Travailler et vivre en milieu minoritaire a forgé un sentiment d’auto-défense linguistique chez Claudette Léger qui a toujours refusé l’assimilation. « Je suis restée fidèle à moi-même. Je fais mes chèques en français et je demande des services dans ma langue partout où je vais… et si on me demande quelque chose, je précise que le Canada est un pays bilingue. Je ne suis pas arrogante mais je ne m’en laisse pas imposer. Il ne faut pas avoir peur de ce que l’on est. Le Canada appartient autant aux anglophones, qu’aux francophones, qu’aux Amérindiens », rappelle celle qui se consacrera par la suite à l’enseignement du français aux anglophones.
Monitrice en langue seconde à Willow Bunch, en Saskatchewan, dans une famille canadienne-française de bons chanteurs, elle se découvre une passion pour le chant, se produisant même dans une chorale. «  Cela m’a raccrochée au français, je ne vivais que pour ça. Enseigner de la 1 re à la 12e année était ma manière de contribuer au rayonnement du français en faisant chanter les élèves. »
Diplômée en éducation en 1984 au Manitoba, elle enseigne durant quatre ans à l’école publique Alexandra de London, créant une chorale 40 élèves aux tournées remarquées, puis quatre autres années au Québec au secondaire, avant de revenir en 1992 en Ontario.
« Les premières années d’enseignement à Lambton ont été les plus belles de ma carrière. Notre directeur croyait fort aux vertus de l’enseignement du français que j’ai transmises en créant une bibliothèque dans la classe et en participant chaque année aux dictées Paul-Gérin-Lajoie (PGL), ajoute-t-elle, convaincue du rôle des parents dans l’apprentissage de la langue. En classe d’immersion, les enfants qui réussissaient le plus étaient ceux dont les parents venaient me voir, s’intéressaient à leurs enfants. »
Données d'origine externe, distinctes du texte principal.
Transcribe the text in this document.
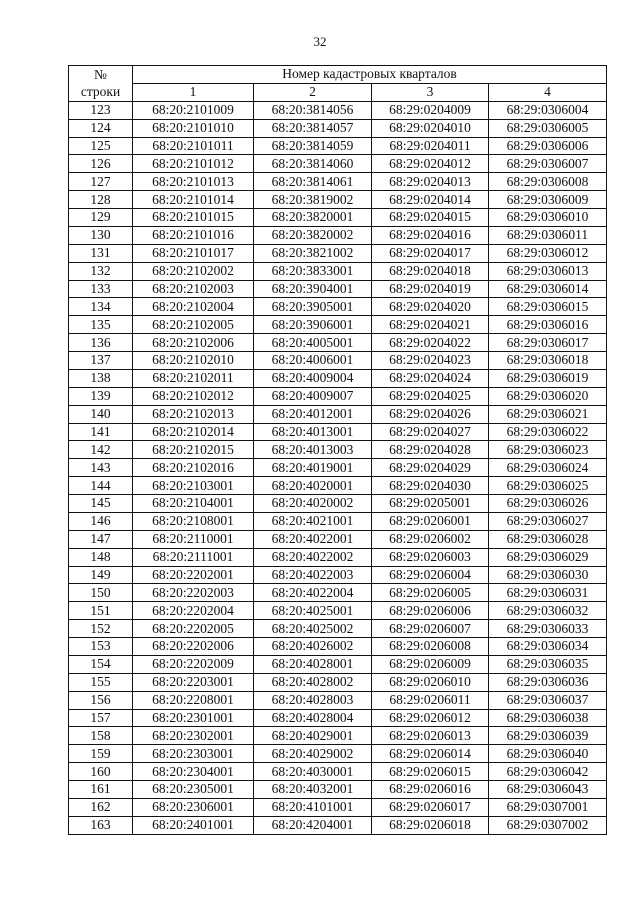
32
№	Номер кадастровых кварталов			
строки	1	2	3	4
123	68:20:2101009	68:20:3814056	68:29:0204009	68:29:0306004
124	68:20:2101010	68:20:3814057	68:29:0204010	68:29:0306005
125	68:20:2101011	68:20:3814059	68:29:0204011	68:29:0306006
126	68:20:2101012	68:20:3814060	68:29:0204012	68:29:0306007
127	68:20:2101013	68:20:3814061	68:29:0204013	68:29:0306008
128	68:20:2101014	68:20:3819002	68:29:0204014	68:29:0306009
129	68:20:2101015	68:20:3820001	68:29:0204015	68:29:0306010
130	68:20:2101016	68:20:3820002	68:29:0204016	68:29:0306011
131	68:20:2101017	68:20:3821002	68:29:0204017	68:29:0306012
132	68:20:2102002	68:20:3833001	68:29:0204018	68:29:0306013
133	68:20:2102003	68:20:3904001	68:29:0204019	68:29:0306014
134	68:20:2102004	68:20:3905001	68:29:0204020	68:29:0306015
135	68:20:2102005	68:20:3906001	68:29:0204021	68:29:0306016
136	68:20:2102006	68:20:4005001	68:29:0204022	68:29:0306017
137	68:20:2102010	68:20:4006001	68:29:0204023	68:29:0306018
138	68:20:2102011	68:20:4009004	68:29:0204024	68:29:0306019
139	68:20:2102012	68:20:4009007	68:29:0204025	68:29:0306020
140	68:20:2102013	68:20:4012001	68:29:0204026	68:29:0306021
141	68:20:2102014	68:20:4013001	68:29:0204027	68:29:0306022
142	68:20:2102015	68:20:4013003	68:29:0204028	68:29:0306023
143	68:20:2102016	68:20:4019001	68:29:0204029	68:29:0306024
144	68:20:2103001	68:20:4020001	68:29:0204030	68:29:0306025
145	68:20:2104001	68:20:4020002	68:29:0205001	68:29:0306026
146	68:20:2108001	68:20:4021001	68:29:0206001	68:29:0306027
147	68:20:2110001	68:20:4022001	68:29:0206002	68:29:0306028
148	68:20:2111001	68:20:4022002	68:29:0206003	68:29:0306029
149	68:20:2202001	68:20:4022003	68:29:0206004	68:29:0306030
150	68:20:2202003	68:20:4022004	68:29:0206005	68:29:0306031
151	68:20:2202004	68:20:4025001	68:29:0206006	68:29:0306032
152	68:20:2202005	68:20:4025002	68:29:0206007	68:29:0306033
153	68:20:2202006	68:20:4026002	68:29:0206008	68:29:0306034
154	68:20:2202009	68:20:4028001	68:29:0206009	68:29:0306035
155	68:20:2203001	68:20:4028002	68:29:0206010	68:29:0306036
156	68:20:2208001	68:20:4028003	68:29:0206011	68:29:0306037
157	68:20:2301001	68:20:4028004	68:29:0206012	68:29:0306038
158	68:20:2302001	68:20:4029001	68:29:0206013	68:29:0306039
159	68:20:2303001	68:20:4029002	68:29:0206014	68:29:0306040
160	68:20:2304001	68:20:4030001	68:29:0206015	68:29:0306042
161	68:20:2305001	68:20:4032001	68:29:0206016	68:29:0306043
162	68:20:2306001	68:20:4101001	68:29:0206017	68:29:0307001
163	68:20:2401001	68:20:4204001	68:29:0206018	68:29:0307002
En 2001, les Jeux d’été du Canada vont apporter de l’eau au moulin de l’ardente promotrice de la langue de Molière. La ville de London, en compétition avec quatre autres villes, recourt à ses services pour concevoir un programme bilingue. « London, qui voulait vraiment ces Jeux, m’a demandé de traduire la présentation des disciplines prévues à Lambton : voile et ballon-volant sur plage. J’ai ensuite été aux Jeux où nous avons chanté en français pour la cérémonie officielle. »
Un projet exaltant, tout comme celui de pièce théâtrale en 2010 sur Narcisse Cantin, sur les rives du lac Huron. « J’ai appris à 50 jeunes à chanter en chœur et en français et je me suis découverte une passion pour le théâtre en jouant plusieurs rôles », dit-elle.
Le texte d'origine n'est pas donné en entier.